Ernawati Ginting (2010)
Implementasi Rencana Detail Tata Ruang (RDTR) Kawasan Aglomerasi Perkotaan Kabupaten Sleman pada Penggunaan Lahan Pertanian dan Faktor-faktor yang Mempengaruhinya
Mengkaji implementabilitas penerapan Rencana Detail Tata Ruang (RDTR) serta faktor-faktor yang mempengaruhinya
-Implementabilitas RDTR di Kawasan AglomerasiPerkotaan KabupatenSleman bertaraf sedang namun terdapat perbedaan di tiap kecamatan -Faktor-faktor yang mempengaruhi implementabilitas adalah faktor teknik, politik, dan sosial yang memiliki korelasi signifikan terhadap implementabilitas
Ignatius Sumarwoto (2011)
Fenomena “Membangun Dulu Sebelum Ijin” pada Kasus Pengembangan Perumahan di Kabupaten Sleman
Mendeskripsikan fenomena pengembang perumahan di wilayah Kabupaten Sleman yang cenderung membangun terlebih dahulu sebelum proses perijinan selesai
-Ada 3 kategori latar belakang terjadinya fenomena ‘membangun dahulu sebelum ijin’ yaitu: lingkup Pemda; lingkup pengembang; lingkup konsumen
Sumber: Analisis, 2013
Kajian-kajian yang telah dilakukan sebelumnya sudah sangat beragam,
namun kajian yang mengangkat tentang kesiapan aparat pemerintah dalam
penerapan instrumen pengendalian sebagai aturan terhadap pemanfaatan ruang di
Kabupaten Sleman belum dilakukan (sejauh telusur yang telah dilakukan peneliti).

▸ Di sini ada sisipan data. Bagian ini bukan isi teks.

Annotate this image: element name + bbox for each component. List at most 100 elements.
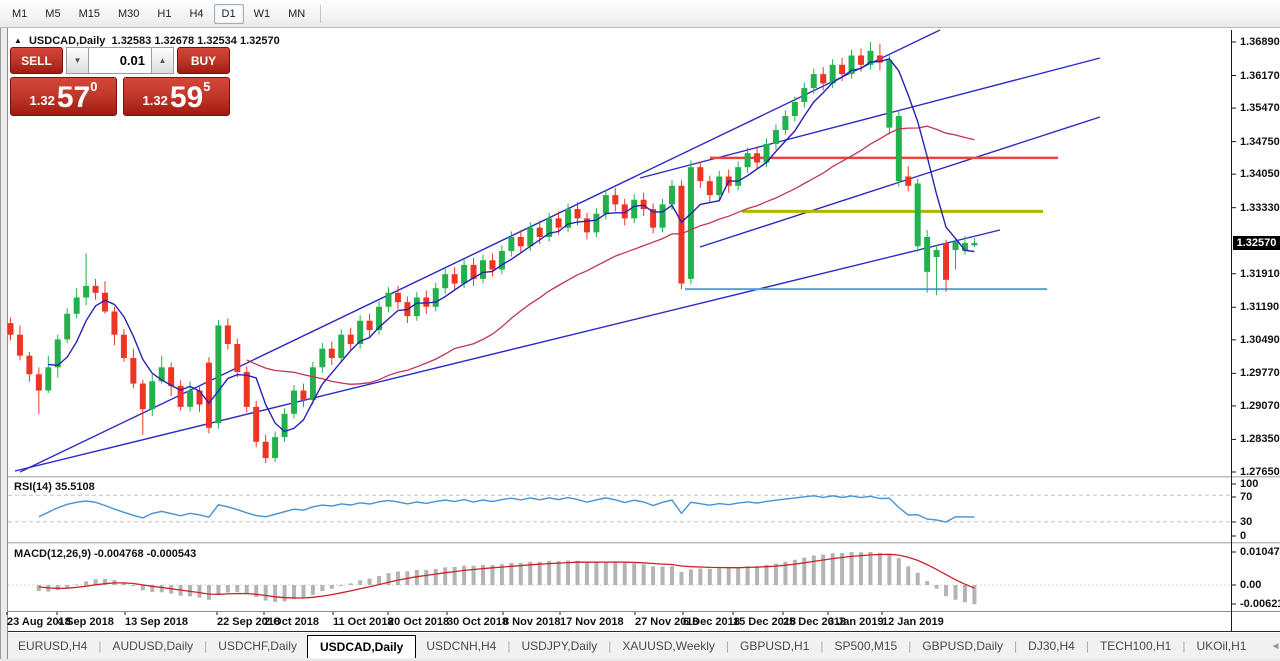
price-axis-label: 1.29070 [1240, 400, 1280, 412]
macd-histogram-bar [65, 585, 69, 588]
macd-histogram-bar [557, 561, 561, 585]
macd-histogram-bar [585, 562, 589, 585]
macd-histogram-bar [301, 585, 305, 598]
macd-histogram-bar [727, 568, 731, 585]
macd-histogram-bar [623, 563, 627, 585]
macd-histogram-bar [594, 562, 598, 585]
chart-symbol: USDCAD,Daily [29, 35, 105, 47]
chevron-up-icon: ▲ [159, 56, 167, 65]
macd-histogram-bar [765, 565, 769, 585]
buy-price-sup: 5 [203, 79, 210, 94]
tab-usdjpy-daily[interactable]: USDJPY,Daily [511, 635, 607, 657]
date-axis-label: 11 Oct 2018 [333, 616, 394, 628]
macd-histogram-bar [424, 570, 428, 585]
macd-histogram-bar [661, 567, 665, 585]
tab-sp500-m15[interactable]: SP500,M15 [825, 635, 908, 657]
macd-histogram-bar [235, 585, 239, 592]
macd-histogram-bar [434, 569, 438, 585]
tab-scroll-left-icon[interactable]: ◄ [1270, 641, 1280, 652]
macd-axis-label: -0.006218 [1240, 598, 1280, 610]
price-axis-label: 1.31190 [1240, 301, 1279, 313]
tab-xauusd-weekly[interactable]: XAUUSD,Weekly [612, 635, 724, 657]
tab-ukoil-h1[interactable]: UKOil,H1 [1186, 635, 1256, 657]
macd-histogram-bar [443, 567, 447, 585]
macd-histogram-bar [802, 558, 806, 585]
macd-histogram-bar [311, 585, 315, 595]
chevron-down-icon: ▼ [74, 56, 82, 65]
macd-histogram-bar [708, 569, 712, 585]
price-axis-border [1231, 30, 1232, 632]
macd-panel-splitter[interactable] [8, 542, 1280, 544]
macd-histogram-bar [453, 567, 457, 585]
one-click-trading-widget: SELL ▼ 0.01 ▲ BUY 1.32 57 0 1.32 59 5 [10, 47, 230, 116]
tab-tech100-h1[interactable]: TECH100,H1 [1090, 635, 1181, 657]
volume-stepper: ▼ 0.01 ▲ [66, 47, 174, 74]
macd-histogram-bar [547, 561, 551, 585]
volume-decrease-button[interactable]: ▼ [66, 47, 89, 74]
macd-histogram-bar [689, 569, 693, 585]
macd-histogram-bar [717, 568, 721, 585]
macd-histogram-bar [273, 585, 277, 602]
tab-gbpusd-h1[interactable]: GBPUSD,H1 [730, 635, 819, 657]
chart-ohlc-values: 1.32583 1.32678 1.32534 1.32570 [112, 35, 280, 47]
chart-title: ▲ USDCAD,Daily 1.32583 1.32678 1.32534 1… [14, 35, 280, 47]
tab-dj30-h4[interactable]: DJ30,H4 [1018, 635, 1085, 657]
rsi-axis-label: 100 [1240, 478, 1258, 490]
mt4-terminal: { "toolbar": { "timeframes": ["M1","M5",… [0, 0, 1280, 661]
macd-histogram-bar [670, 566, 674, 585]
price-axis-label: 1.36170 [1240, 70, 1280, 82]
macd-histogram-bar [812, 555, 816, 585]
tab-usdchf-daily[interactable]: USDCHF,Daily [208, 635, 307, 657]
tab-usdcad-daily[interactable]: USDCAD,Daily [307, 635, 416, 658]
macd-histogram-bar [963, 585, 967, 602]
chart-tab-bar: EURUSD,H4|AUDUSD,Daily|USDCHF,DailyUSDCA… [8, 633, 1280, 659]
date-axis-label: 12 Jan 2019 [882, 616, 944, 628]
macd-histogram-bar [396, 571, 400, 585]
macd-histogram-bar [538, 562, 542, 585]
macd-histogram-bar [330, 585, 334, 589]
date-axis-label: 2 Oct 2018 [264, 616, 319, 628]
rsi-axis-label: 70 [1240, 491, 1252, 503]
sell-price-sup: 0 [90, 79, 97, 94]
macd-histogram-bar [349, 583, 353, 585]
macd-histogram-bar [935, 585, 939, 589]
sell-button[interactable]: SELL [10, 47, 63, 74]
date-axis-label: 20 Oct 2018 [388, 616, 449, 628]
macd-histogram-bar [916, 573, 920, 585]
tab-audusd-daily[interactable]: AUDUSD,Daily [102, 635, 203, 657]
macd-histogram-bar [679, 572, 683, 585]
macd-histogram-bar [954, 585, 958, 600]
volume-increase-button[interactable]: ▲ [151, 47, 174, 74]
tab-usdcnh-h4[interactable]: USDCNH,H4 [416, 635, 506, 657]
price-axis-label: 1.36890 [1240, 36, 1280, 48]
macd-histogram-bar [368, 579, 372, 585]
price-axis-label: 1.34050 [1240, 168, 1280, 180]
sell-price-small: 1.32 [30, 91, 55, 111]
macd-histogram-bar [604, 562, 608, 585]
price-axis-label: 1.33330 [1240, 202, 1280, 214]
macd-histogram-bar [925, 581, 929, 585]
rsi-panel-splitter[interactable] [8, 476, 1280, 478]
tab-eurusd-h4[interactable]: EURUSD,H4 [8, 635, 97, 657]
date-axis-label: 3 Jan 2019 [828, 616, 884, 628]
sell-price-display[interactable]: 1.32 57 0 [10, 77, 117, 116]
date-axis-label: 13 Sep 2018 [125, 616, 188, 628]
buy-price-big: 59 [170, 85, 203, 111]
macd-histogram-bar [698, 568, 702, 585]
macd-histogram-bar [75, 584, 79, 585]
macd-histogram-bar [198, 585, 202, 598]
price-axis-label: 1.30490 [1240, 334, 1280, 346]
collapse-triangle-icon[interactable]: ▲ [14, 36, 22, 45]
tab-gbpusd-daily[interactable]: GBPUSD,Daily [912, 635, 1013, 657]
macd-histogram-bar [160, 585, 164, 592]
buy-button[interactable]: BUY [177, 47, 230, 74]
rsi-indicator-label: RSI(14) 35.5108 [14, 481, 95, 493]
macd-histogram-bar [944, 585, 948, 596]
macd-histogram-bar [906, 566, 910, 585]
macd-histogram-bar [868, 552, 872, 585]
volume-field[interactable]: 0.01 [89, 47, 151, 74]
buy-price-display[interactable]: 1.32 59 5 [123, 77, 230, 116]
price-axis-label: 1.27650 [1240, 466, 1280, 478]
macd-histogram-bar [472, 566, 476, 585]
macd-histogram-bar [566, 560, 570, 585]
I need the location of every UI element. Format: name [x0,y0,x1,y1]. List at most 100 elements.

Penelitian ini berusaha mengkaji tingkat kesiapan pemerintah daerah dalam
penerapan instrumen pengendalian pemanfaatan ruang di kawasan perkotaan, dan
hasilnya diharapkan dapat memberi dukungan dalam meningkatkan kualitas
aparat pemerintah dalam proses pengendalian pemanfaatan ruang di Kawasan
Perkotaan Yogyakarta Kabupaten Sleman.